Researchers in Argentina may have found the first known cases of person-to-person transmission of hantavirus, an often lethal infectious agent normally transmitted only by rodents. The cases are part of an outbreak since September in and near the Andes mountain town of El Bolsón, where a score of people have been infected with hantavirus, of which half have died. The lung failure triggered by the virus was identified as a major health threat in 1992 after it caused a spate of deaths in the U.S. Southwest.

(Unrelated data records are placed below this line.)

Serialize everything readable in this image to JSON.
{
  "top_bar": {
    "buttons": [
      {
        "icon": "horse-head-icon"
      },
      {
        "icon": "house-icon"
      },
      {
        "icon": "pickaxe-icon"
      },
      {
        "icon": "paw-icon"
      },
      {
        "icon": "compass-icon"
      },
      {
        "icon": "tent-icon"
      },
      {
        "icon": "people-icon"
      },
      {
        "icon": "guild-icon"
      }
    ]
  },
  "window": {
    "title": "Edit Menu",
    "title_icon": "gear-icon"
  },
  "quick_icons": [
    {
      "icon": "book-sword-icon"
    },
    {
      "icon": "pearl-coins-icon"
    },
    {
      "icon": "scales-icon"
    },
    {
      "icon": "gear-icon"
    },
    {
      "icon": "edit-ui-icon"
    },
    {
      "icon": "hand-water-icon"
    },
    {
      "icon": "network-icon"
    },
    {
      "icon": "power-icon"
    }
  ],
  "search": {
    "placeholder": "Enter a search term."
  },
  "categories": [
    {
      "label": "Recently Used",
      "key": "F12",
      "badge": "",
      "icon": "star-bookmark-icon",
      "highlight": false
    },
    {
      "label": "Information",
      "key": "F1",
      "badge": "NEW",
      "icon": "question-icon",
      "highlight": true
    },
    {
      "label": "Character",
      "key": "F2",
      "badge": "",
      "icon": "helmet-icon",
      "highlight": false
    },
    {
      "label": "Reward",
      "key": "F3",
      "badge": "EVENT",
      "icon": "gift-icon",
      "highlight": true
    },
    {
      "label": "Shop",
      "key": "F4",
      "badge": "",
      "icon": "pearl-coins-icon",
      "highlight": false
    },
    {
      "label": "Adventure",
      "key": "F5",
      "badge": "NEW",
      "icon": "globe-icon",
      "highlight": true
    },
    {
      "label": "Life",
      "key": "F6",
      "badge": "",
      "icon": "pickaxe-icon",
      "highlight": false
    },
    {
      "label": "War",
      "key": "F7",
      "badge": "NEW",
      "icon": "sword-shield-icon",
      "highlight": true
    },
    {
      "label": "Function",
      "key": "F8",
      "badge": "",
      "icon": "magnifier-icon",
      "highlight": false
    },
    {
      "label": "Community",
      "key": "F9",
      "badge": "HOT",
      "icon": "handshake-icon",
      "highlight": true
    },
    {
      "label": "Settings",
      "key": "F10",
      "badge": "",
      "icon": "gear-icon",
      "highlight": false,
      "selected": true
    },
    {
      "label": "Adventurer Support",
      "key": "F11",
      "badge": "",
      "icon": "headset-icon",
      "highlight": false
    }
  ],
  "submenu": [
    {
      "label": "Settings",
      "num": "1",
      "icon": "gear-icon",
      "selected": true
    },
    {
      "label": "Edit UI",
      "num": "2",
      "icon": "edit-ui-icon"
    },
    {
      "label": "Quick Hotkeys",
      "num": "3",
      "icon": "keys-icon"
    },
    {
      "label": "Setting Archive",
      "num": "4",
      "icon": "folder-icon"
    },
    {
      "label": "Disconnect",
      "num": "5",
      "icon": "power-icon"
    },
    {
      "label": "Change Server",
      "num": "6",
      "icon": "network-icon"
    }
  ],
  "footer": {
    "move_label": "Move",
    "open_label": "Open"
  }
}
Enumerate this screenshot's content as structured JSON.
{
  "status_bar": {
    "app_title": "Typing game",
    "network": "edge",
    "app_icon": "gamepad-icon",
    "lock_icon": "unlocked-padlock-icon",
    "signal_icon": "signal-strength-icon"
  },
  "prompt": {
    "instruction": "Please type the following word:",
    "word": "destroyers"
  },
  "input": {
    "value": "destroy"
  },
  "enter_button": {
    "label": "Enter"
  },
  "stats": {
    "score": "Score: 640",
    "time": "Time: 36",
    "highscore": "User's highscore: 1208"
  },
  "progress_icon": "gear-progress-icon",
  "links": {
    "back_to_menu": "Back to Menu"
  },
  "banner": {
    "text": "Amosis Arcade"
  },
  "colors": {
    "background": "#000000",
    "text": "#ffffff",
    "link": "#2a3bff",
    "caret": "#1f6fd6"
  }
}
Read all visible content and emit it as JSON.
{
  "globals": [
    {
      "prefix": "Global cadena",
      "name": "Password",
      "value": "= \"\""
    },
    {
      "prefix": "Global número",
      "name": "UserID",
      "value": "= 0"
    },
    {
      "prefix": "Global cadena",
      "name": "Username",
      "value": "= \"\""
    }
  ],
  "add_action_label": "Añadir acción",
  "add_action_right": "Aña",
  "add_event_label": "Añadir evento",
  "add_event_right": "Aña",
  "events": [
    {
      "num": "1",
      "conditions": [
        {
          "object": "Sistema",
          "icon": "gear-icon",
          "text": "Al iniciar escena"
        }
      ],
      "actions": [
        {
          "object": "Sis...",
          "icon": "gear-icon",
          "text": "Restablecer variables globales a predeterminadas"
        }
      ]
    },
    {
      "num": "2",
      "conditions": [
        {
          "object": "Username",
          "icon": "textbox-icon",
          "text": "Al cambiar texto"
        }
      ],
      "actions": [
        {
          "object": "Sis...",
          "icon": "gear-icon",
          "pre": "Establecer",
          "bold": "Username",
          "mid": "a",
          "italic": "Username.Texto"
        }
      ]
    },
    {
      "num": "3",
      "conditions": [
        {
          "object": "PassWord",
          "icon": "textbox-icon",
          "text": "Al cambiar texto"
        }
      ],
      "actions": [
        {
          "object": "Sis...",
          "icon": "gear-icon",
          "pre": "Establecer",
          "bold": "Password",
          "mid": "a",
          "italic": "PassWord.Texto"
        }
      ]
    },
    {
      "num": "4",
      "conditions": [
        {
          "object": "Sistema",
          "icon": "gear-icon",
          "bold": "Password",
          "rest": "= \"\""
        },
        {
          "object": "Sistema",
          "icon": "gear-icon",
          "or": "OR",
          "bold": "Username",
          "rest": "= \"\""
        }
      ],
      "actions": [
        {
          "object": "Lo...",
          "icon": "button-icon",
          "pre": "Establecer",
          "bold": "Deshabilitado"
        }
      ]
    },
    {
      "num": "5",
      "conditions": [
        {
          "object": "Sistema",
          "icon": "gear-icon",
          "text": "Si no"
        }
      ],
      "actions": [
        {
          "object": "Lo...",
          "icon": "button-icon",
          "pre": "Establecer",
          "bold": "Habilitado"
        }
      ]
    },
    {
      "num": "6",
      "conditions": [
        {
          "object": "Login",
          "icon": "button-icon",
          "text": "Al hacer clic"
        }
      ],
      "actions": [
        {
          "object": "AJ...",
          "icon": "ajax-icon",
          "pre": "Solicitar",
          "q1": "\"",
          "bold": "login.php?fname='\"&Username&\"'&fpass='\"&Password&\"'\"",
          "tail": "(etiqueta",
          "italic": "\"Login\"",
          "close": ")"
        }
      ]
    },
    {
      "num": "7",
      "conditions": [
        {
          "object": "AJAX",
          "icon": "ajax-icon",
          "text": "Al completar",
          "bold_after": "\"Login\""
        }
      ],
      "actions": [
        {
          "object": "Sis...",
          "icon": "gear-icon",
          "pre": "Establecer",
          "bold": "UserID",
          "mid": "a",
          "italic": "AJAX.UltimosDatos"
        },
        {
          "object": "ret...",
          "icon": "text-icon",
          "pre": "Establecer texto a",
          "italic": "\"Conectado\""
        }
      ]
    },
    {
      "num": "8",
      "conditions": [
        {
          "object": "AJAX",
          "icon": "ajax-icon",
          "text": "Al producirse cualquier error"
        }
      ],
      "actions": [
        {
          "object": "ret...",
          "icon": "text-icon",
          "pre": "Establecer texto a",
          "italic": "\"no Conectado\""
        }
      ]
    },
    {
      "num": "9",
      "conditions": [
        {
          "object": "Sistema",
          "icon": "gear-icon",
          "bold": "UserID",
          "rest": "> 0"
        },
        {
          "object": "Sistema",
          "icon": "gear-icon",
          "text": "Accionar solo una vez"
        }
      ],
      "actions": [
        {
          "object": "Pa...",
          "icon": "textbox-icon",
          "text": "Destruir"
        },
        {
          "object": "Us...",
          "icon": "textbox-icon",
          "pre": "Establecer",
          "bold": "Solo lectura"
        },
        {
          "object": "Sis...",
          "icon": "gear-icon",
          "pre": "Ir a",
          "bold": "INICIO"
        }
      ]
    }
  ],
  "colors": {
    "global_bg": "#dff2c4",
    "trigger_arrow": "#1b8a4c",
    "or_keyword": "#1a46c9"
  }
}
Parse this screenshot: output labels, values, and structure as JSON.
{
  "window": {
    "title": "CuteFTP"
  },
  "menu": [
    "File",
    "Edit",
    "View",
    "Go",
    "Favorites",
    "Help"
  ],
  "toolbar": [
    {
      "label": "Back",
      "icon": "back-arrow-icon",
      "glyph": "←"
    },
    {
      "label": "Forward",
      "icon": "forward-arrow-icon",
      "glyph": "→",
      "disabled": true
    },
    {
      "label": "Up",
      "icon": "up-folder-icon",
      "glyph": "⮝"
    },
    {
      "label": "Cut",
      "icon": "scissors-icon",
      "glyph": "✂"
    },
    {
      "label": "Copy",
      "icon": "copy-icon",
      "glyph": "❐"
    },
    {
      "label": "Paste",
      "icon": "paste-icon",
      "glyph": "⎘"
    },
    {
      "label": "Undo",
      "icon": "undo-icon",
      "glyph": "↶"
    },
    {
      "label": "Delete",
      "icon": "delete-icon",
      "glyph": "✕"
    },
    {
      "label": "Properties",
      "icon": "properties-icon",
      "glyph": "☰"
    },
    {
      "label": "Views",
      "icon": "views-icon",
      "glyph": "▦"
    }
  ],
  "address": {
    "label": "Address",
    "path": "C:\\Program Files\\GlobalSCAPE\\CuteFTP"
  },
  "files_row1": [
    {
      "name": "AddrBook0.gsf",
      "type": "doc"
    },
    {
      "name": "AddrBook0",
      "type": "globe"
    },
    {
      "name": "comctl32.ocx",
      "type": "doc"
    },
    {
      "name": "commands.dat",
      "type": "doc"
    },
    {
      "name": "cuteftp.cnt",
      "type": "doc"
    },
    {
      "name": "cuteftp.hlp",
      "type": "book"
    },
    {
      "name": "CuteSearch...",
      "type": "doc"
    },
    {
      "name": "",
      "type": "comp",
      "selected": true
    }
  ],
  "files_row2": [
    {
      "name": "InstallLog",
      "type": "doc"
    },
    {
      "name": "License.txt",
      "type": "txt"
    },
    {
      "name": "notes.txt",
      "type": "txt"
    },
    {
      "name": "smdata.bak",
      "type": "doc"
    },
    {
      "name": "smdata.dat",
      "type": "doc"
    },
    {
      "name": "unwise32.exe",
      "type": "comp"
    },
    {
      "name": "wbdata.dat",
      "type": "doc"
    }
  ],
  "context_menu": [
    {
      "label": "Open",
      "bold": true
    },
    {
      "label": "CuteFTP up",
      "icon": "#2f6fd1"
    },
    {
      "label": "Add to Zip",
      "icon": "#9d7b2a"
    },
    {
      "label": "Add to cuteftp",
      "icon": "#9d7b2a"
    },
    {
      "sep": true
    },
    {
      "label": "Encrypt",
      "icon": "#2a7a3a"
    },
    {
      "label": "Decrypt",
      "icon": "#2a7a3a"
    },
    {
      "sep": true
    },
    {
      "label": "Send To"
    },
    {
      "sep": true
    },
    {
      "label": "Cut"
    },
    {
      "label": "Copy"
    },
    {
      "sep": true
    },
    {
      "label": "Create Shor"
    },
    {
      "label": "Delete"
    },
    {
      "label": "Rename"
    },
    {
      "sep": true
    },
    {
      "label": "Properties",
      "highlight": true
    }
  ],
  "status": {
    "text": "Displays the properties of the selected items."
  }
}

Argentine authorities have tracked "several cases that are incredibly hard to explain except by person-to-person spread," says hantavirus expert Brian Hjelle of the University of New Mexico, who recently visited the outbreak area. The most striking involves a 13-year-old girl who had not been near the disease area but may have picked up the virus after joining her parents, both of whom had been infected in El Bolsón. Researchers at the Carlos G. Malbran Institute in Buenos Aires, the country's major center for infectious-disease research, have published in Medicina, an Argentine journal, additional data suggesting that the virus may have been passed from person to person.
As disturbing as the reports are, researchers have no biological evidence of human-to-human spread. To get a better handle on this, Hjelle and C. J. Peters--chief of the special pathogens branch at the U.S. Centers for Disease Control and Prevention (CDC), who visited Argentina last month--each hope to obtain DNA "fingerprints" of local strains of the virus and track the route of infection. Neither Hjelle nor Peters has received DNA samples so far, however.
One U.S. researcher suggests that the Argentines have been distracted by a government reorganization in December that led to sharp budget cuts and layoffs at Malbran. Elsa Segura, Malbran's director, confirms that the government reorganization has taken an emotional toll. But she says the collaboration with CDC is moving forward and that hantavirus research has not been slowed.